Alexander Zverev gab sich sichtlich Mühe, doch er hatte keine Chance: Beim wirren Plausch über das Universum am Mikrofon von "TV-Reporter" Novak Djokovic konnte er sich das Lachen einfach nicht verkneifen. Wie kleine Kinder blödelten die beiden Tennisstars im Vorfeld des Masters in Monte Carlo herum, Zverevs Laune ist vor seinem Start in die Sandplatzsaison blendend - schließlich ist das Turnier in seiner Wahlheimat Jahr für Jahr ein echtes Highlight.

Von seinem Apartment bis zur wunderschönen Anlage des Monte Carlo Country Club ist es für Deutschlands Nummer eins nur ein Fußmarsch. Schon lange hat der gebürtige Hamburger seinen Lebensmittelpunkt in Monaco, weshalb das Turnier im Stadtstaat der Reichen und Schönen einen noch höheren Stellenwert besitzt. "Es ist besonders, zu Hause zu sein, das ist nicht so oft der Fall", sagte der 23-Jährige einst: "Es ist schön, Familie und Freunde um einen herum zu haben. Und das Stadion hat die wohl schönste Aussicht der Tour."

Das Glitzern des Mittelmeeres lenkt Zverevs Blick aber nicht vom Wesentlichen ab - der Weltranglistensechste lechzt nach sportlichen Erfolgen und hat in diesem Jahr mit dem Turniersieg in Acapulco/Mexiko schon bewiesen, dass mit ihm zu rechnen ist. In dieser Woche gilt es für den Vorjahresfinalisten der US Open, sich schnell auf das veränderte Spiel auf Sand einzustellen.

Zverev holte bisher fünf Turniersiege auf Sand

Es ist der Belag, auf dem er groß geworden ist. Fünf seiner 14 Turniersiege fuhr Zverev auf der roten Asche ein, darunter auch zwei Masterssiege in Rom und Madrid 2017 und 2018. Beim Höhepunkt der Sandplatzsaison in Paris, der in diesem Jahr am 30. Mai beginnt, schaffte der Aufschlagriese zweimal den Sprung ins Viertelfinale.

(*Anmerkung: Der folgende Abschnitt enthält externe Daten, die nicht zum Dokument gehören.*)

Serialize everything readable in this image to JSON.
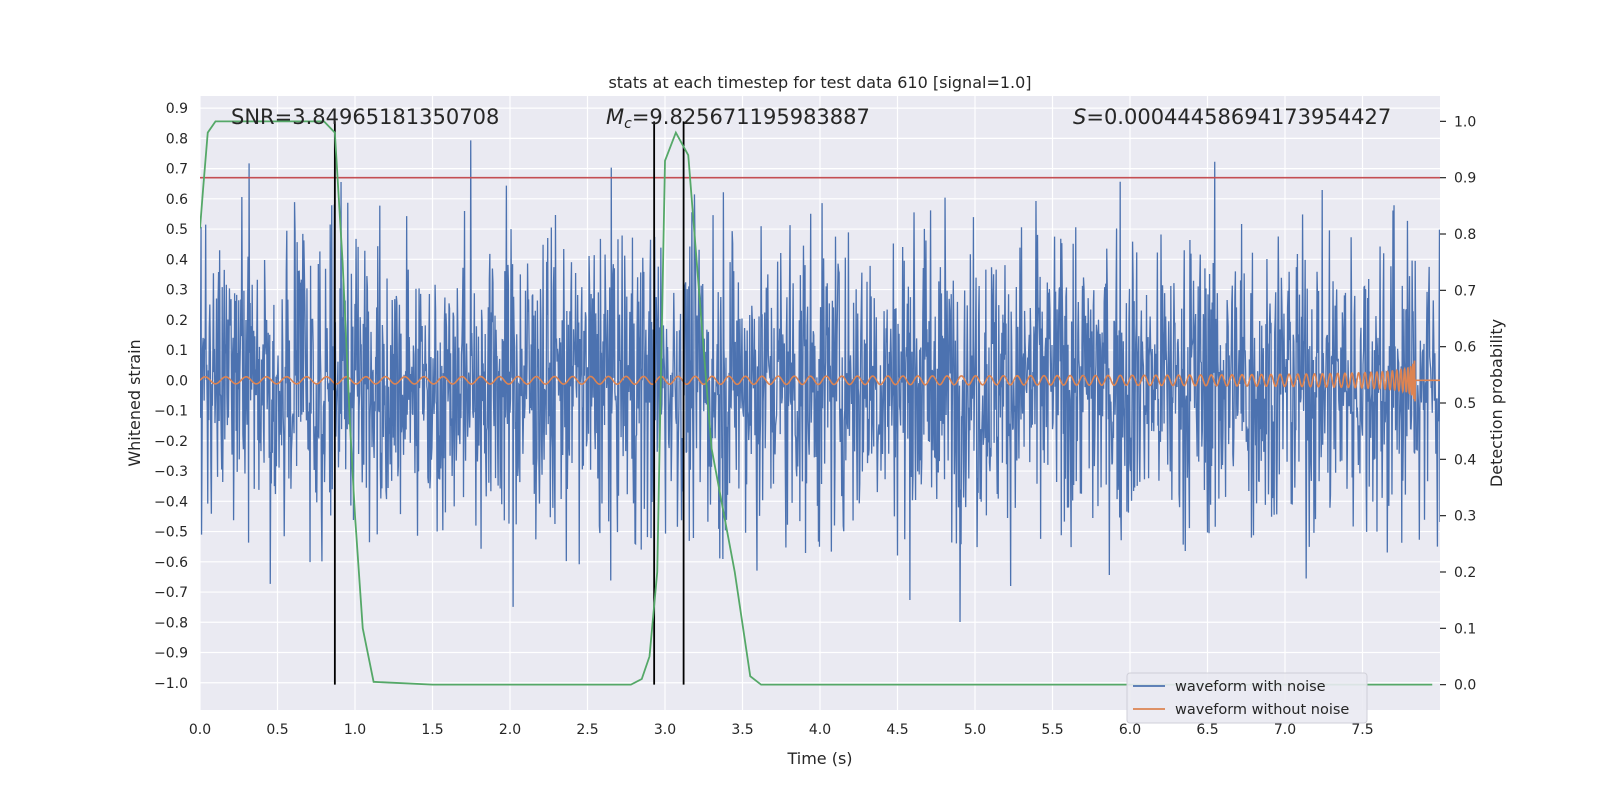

Zu wenig für die Ansprüche von Zverev, der weiter seinem großen Traum nachjagt. "Mein Ziel bleibt das gleiche, nämlich auf den großen Bühnen der Tour, den Grand Slams, zu gewinnen", hatte er noch in Acapulco gesagt. Dafür braucht er weitere Erfolgserlebnisse, großes Selbstvertrauen, und das stark besetzte Turnier in Monte Carlo bietet eine gute Gelegenheit, dies aufzubauen. In der ersten Runde hat er noch ein Freilos, am Mittwoch wartet in Marton Fucsovics (Ungarn) oder dem frischgebackenen Cagliari-Sieger Lorenzo Sonego (Italien) dann schon die erste unangenehme Aufgabe.

Wird Zverev seiner Favoritenrolle gerecht, könnte er im Viertelfinale auf den Weltranglistenersten Djokovic (Serbien) treffen, der wie Zverev und der russische Weltranglistenzweite Daniil Medvedev in Monaco wohnt und ihn zuletzt fünfmal in Serie besiegte. In seiner Rolle als Reporter wünschte Djokovic Zverev deshalb auch nur "eine galaktische Leistung bis zum Viertelfinale" - und beide prusteten wieder vor Lachen los.